The move from a permanent internal audit role to consultancy is something a lot of experienced auditors think about. The pitch is appealing: more variety, more control over your time, better day rates, and the chance to work across different firms and sectors rather than spending years in the same building auditing the same risks.
Some of that is true. Some of it is considerably more complicated. This is an attempt at an honest account of both.
What genuinely gets better
The variety is real. In a permanent role, even a large and complex one, you are auditing the same organisation, the same culture, the same political dynamics, the same recurring debates about the same recurring findings. In consultancy, you encounter different organisations with different approaches to the same problems, and that is genuinely instructive. You learn faster about what good looks like across a sector than you do from inside one firm.
The autonomy is also real, though it is different from what most people expect. You are not more autonomous in the sense of having more control over your working day, clients have requirements, deadlines exist, and the work still has to be done to a standard. You are more autonomous in the sense of being able to choose the work you take on, and of not being subject to the internal politics that shape every large organisation.
And the breadth of exposure is valuable if you invest in it. The risk of consultancy is that you do the same type of work for different clients rather than genuinely expanding your range. The opportunity is to deliberately seek out engagements that push into areas you have not covered before.
What is harder than it looks
The commercial side of running an independent practice is the thing that most people underestimate. Finding clients, managing relationships, handling invoicing and payment, planning for gaps between engagements, none of this is difficult in the sense of requiring unusual skill, but all of it takes time and attention that in a permanent role is handled by someone else. If you find administrative work genuinely draining, that is worth taking seriously before making the move.
The absence of a team is also real. In a permanent role, you have colleagues, people to sense-check your thinking, share the load on a difficult audit, and provide the background noise of professional life. In consultancy, you work alone most of the time, or with client staff who are not your colleagues in the same sense. This suits some people very well. It does not suit everyone.

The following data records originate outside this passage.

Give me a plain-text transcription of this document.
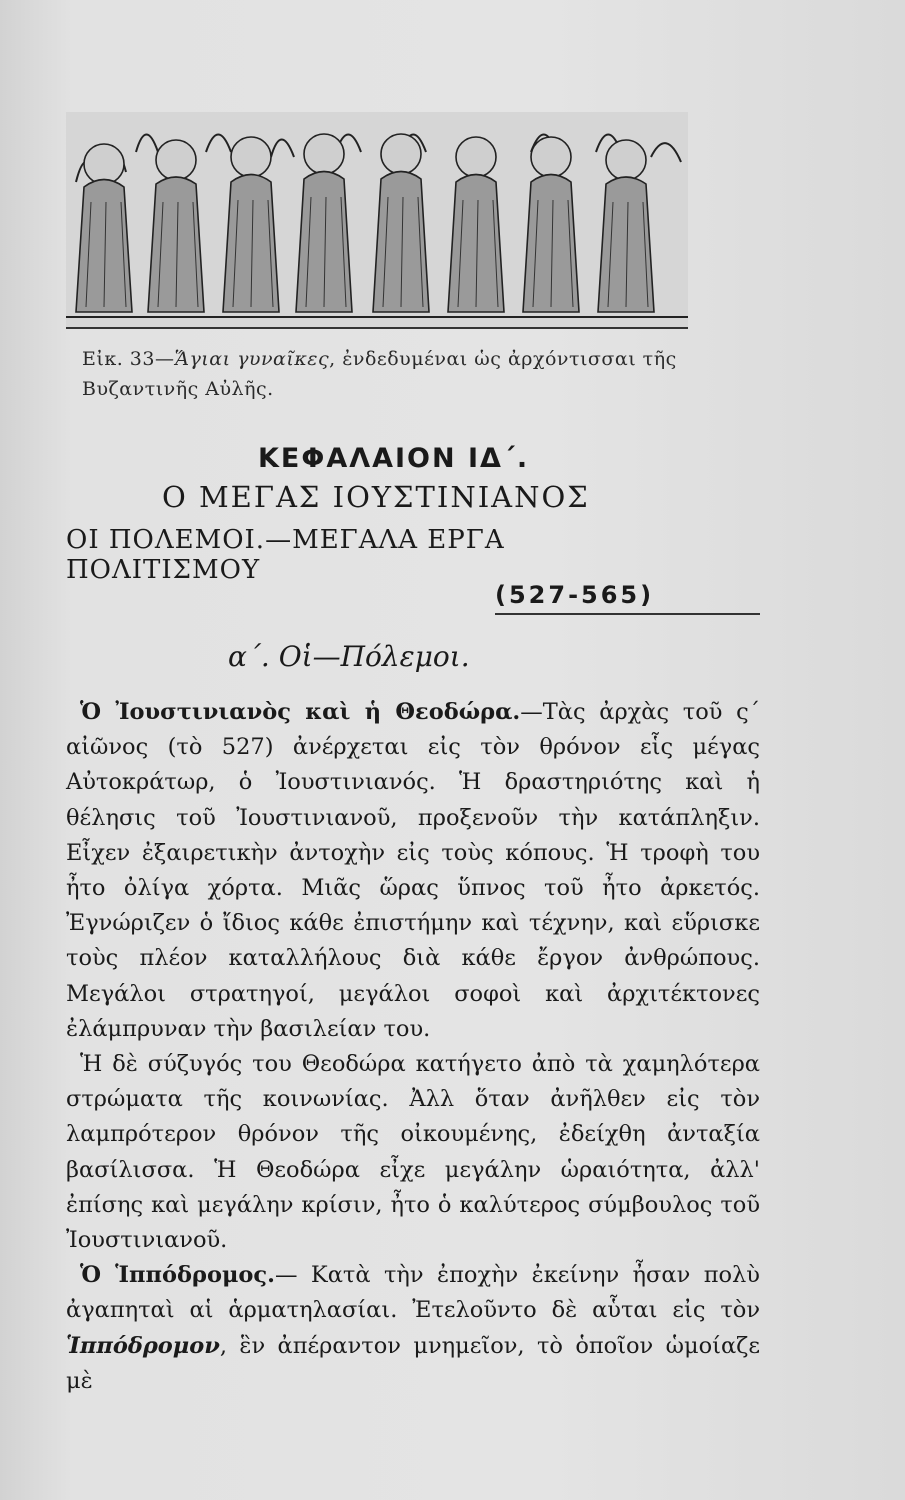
Εἰκ. 33—Ἅγιαι γυναῖκες, ἐνδεδυμέναι ὡς ἀρχόντισσαι τῆς Βυζαντινῆς Αὐλῆς.
ΚΕΦΑΛΑΙΟΝ ΙΔ΄.
Ο ΜΕΓΑΣ ΙΟΥΣΤΙΝΙΑΝΟΣ
ΟΙ ΠΟΛΕΜΟΙ.—ΜΕΓΑΛΑ ΕΡΓΑ ΠΟΛΙΤΙΣΜΟΥ
(527-565)
α΄. Οἱ—Πόλεμοι.

Ὁ Ἰουστινιανὸς καὶ ἡ Θεοδώρα.—Τὰς ἀρχὰς τοῦ ς΄ αἰῶνος (τὸ 527) ἀνέρχεται εἰς τὸν θρόνον εἷς μέγας Αὐτοκράτωρ, ὁ Ἰουστινιανός. Ἡ δραστηριότης καὶ ἡ θέλησις τοῦ Ἰουστινιανοῦ, προξενοῦν τὴν κατάπληξιν. Εἶχεν ἐξαιρετικὴν ἀντοχὴν εἰς τοὺς κόπους. Ἡ τροφὴ του ἦτο ὀλίγα χόρτα. Μιᾶς ὥρας ὕπνος τοῦ ἦτο ἀρκετός. Ἐγνώριζεν ὁ ἴδιος κάθε ἐπιστήμην καὶ τέχνην, καὶ εὕρισκε τοὺς πλέον καταλλήλους διὰ κάθε ἔργον ἀνθρώπους. Μεγάλοι στρατηγοί, μεγάλοι σοφοὶ καὶ ἀρχιτέκτονες ἐλάμπρυναν τὴν βασιλείαν του.

Ἡ δὲ σύζυγός του Θεοδώρα κατήγετο ἀπὸ τὰ χαμηλότερα στρώματα τῆς κοινωνίας. Ἀλλ ὅταν ἀνῆλθεν εἰς τὸν λαμπρότερον θρόνον τῆς οἰκουμένης, ἐδείχθη ἀνταξία βασίλισσα. Ἡ Θεοδώρα εἶχε μεγάλην ὡραιότητα, ἀλλ' ἐπίσης καὶ μεγάλην κρίσιν, ἦτο ὁ καλύτερος σύμβουλος τοῦ Ἰουστινιανοῦ.

Ὁ Ἱππόδρομος.— Κατὰ τὴν ἐποχὴν ἐκείνην ἦσαν πολὺ ἀγαπηταὶ αἱ ἁρματηλασίαι. Ἐτελοῦντο δὲ αὗται εἰς τὸν Ἱππόδρομον, ἓν ἀπέραντον μνημεῖον, τὸ ὁποῖον ὡμοίαζε μὲ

And the income variability is real, even when you are experienced and well-networked. There will be gaps, between engagements, during holiday periods, when a client relationship ends unexpectedly. The financial planning required is more active than in a salaried role, and the tolerance for uncertainty needs to be higher.
What does not change
The work itself is fundamentally the same. You are still assessing risk, evaluating controls, forming evidence-based conclusions, and communicating findings to people who would often prefer not to hear them. The technical skills that made you good at internal audit in a permanent role are the same skills that make you useful to clients. The professional standards, independence, objectivity, competence, apply just as much when you are working for a fee as when you are employed.
The credibility question also does not change. In consultancy, your credibility comes from your track record, your references, and the quality of your work, exactly as it does in a permanent role. The difference is that in a permanent role, your credibility is partly institutional. In consultancy, it is entirely personal. That is motivating for some people and uncomfortable for others.
Timing the move
The question of when to make the move matters more than most people acknowledge. Moving into consultancy with five years of experience and a strong professional network is very different from moving with fifteen. The depth of your technical knowledge, the breadth of your sector experience, and the quality of your relationships all affect how quickly you can establish yourself and how much choice you have over the work you take on.
Moving too early, before you have developed genuine depth in at least one specialist area, means you compete on price rather than expertise, which is a difficult position to sustain. Moving too late is less common but also real: some people wait until the permanent role is genuinely intolerable, which is not the best foundation for a considered career decision.
If you are thinking about making the move, the most useful thing you can do before committing is have honest conversations with people who have already done it, not just the ones who are visibly successful, but the ones who found it harder than expected. Both perspectives are informative.